The hooded figure watched him slip into the trees and vanish. Even at this distance, the air around the staff smelled faintly of bitter herbs and old iron. The figure’s head tilted, as if tasting the last thread of ozone Jack’s field had left in the morning.
“Soon,” said the voice inside the hood, dry, used to secrets. The figure turned and hobbled back along the parapet, the staff’s ferrule ticking against stone. A runner met him at the stairs; a few words were enough to spin fresh panic into motion. Down in the keep, men flooded the throne room with buckets and salves, the stench of scorched leather and blistered flesh crowding the air while the giant in the god-armor rasped like a bellows. Marcus barked orders too loudly to sound unafraid. A scribe scraped at parchment. Somewhere, the word Quirn rode a courier’s breath west.
Jack didn’t hear it. He ran.
He let the Wind strand lift and set him, lift and set, a rhythm that would carry him all the way to Pendle if he asked it nicely. He kept his field tight to his skin so passing wildlife wouldn’t bolt into trees, and he filed the hooded blind spot where it belonged: under Problems, Acute. Anger didn’t live there. A clean line did. You don’t threaten what’s mine. You don’t touch what’s hers.

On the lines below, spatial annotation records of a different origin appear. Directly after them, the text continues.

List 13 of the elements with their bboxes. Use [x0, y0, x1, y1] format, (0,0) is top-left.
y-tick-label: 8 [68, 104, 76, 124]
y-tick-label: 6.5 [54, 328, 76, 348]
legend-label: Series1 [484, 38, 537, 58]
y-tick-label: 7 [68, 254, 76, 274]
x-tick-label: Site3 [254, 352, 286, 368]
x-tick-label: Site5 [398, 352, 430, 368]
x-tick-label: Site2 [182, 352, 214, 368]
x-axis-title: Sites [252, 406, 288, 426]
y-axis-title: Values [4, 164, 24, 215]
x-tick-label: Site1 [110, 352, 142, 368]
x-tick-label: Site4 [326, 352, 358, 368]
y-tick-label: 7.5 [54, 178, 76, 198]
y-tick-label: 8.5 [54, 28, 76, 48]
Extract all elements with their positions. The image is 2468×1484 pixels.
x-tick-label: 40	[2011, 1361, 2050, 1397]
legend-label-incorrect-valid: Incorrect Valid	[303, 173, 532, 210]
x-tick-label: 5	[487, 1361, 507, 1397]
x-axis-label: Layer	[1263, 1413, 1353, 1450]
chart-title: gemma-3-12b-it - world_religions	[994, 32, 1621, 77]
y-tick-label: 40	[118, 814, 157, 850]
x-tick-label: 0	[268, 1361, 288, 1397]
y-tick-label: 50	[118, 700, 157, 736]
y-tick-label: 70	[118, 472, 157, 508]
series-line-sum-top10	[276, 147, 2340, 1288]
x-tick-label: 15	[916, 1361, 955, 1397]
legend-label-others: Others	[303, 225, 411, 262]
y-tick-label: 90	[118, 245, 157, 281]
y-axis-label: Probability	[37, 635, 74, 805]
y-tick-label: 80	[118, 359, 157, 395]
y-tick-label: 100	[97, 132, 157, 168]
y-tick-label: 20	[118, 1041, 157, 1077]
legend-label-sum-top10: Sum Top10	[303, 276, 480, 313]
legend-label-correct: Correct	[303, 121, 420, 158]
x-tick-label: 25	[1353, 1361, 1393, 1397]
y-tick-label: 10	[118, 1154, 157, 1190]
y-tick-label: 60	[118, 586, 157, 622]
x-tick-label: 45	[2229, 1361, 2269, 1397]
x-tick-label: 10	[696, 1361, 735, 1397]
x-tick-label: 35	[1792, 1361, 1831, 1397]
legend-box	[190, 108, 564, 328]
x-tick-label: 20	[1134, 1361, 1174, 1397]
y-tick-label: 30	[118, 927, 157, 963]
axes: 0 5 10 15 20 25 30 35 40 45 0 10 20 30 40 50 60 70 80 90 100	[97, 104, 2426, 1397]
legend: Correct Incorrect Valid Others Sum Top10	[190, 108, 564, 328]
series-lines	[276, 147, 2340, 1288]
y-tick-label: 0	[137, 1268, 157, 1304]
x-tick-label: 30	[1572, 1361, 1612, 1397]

The forest opened by degrees, then closed again; the day warmed around him. He rolled his shoulders, checked the balance of the satchel where the message had been, and felt the world narrow to the next bend, the next rise, the next clean breath.
If Freedom wanted to stew, let them stew. He had miles to make, a promise to keep, and a reunion on the far side of a city square where the Anchor slab sat runed and waiting.
On the wall behind him, the hooded man paused at a crenel, laid a gloved palm to the stone as if listening to it answer, and then disappeared into the keep’s shadow like a bad idea nobody had said out loud yet.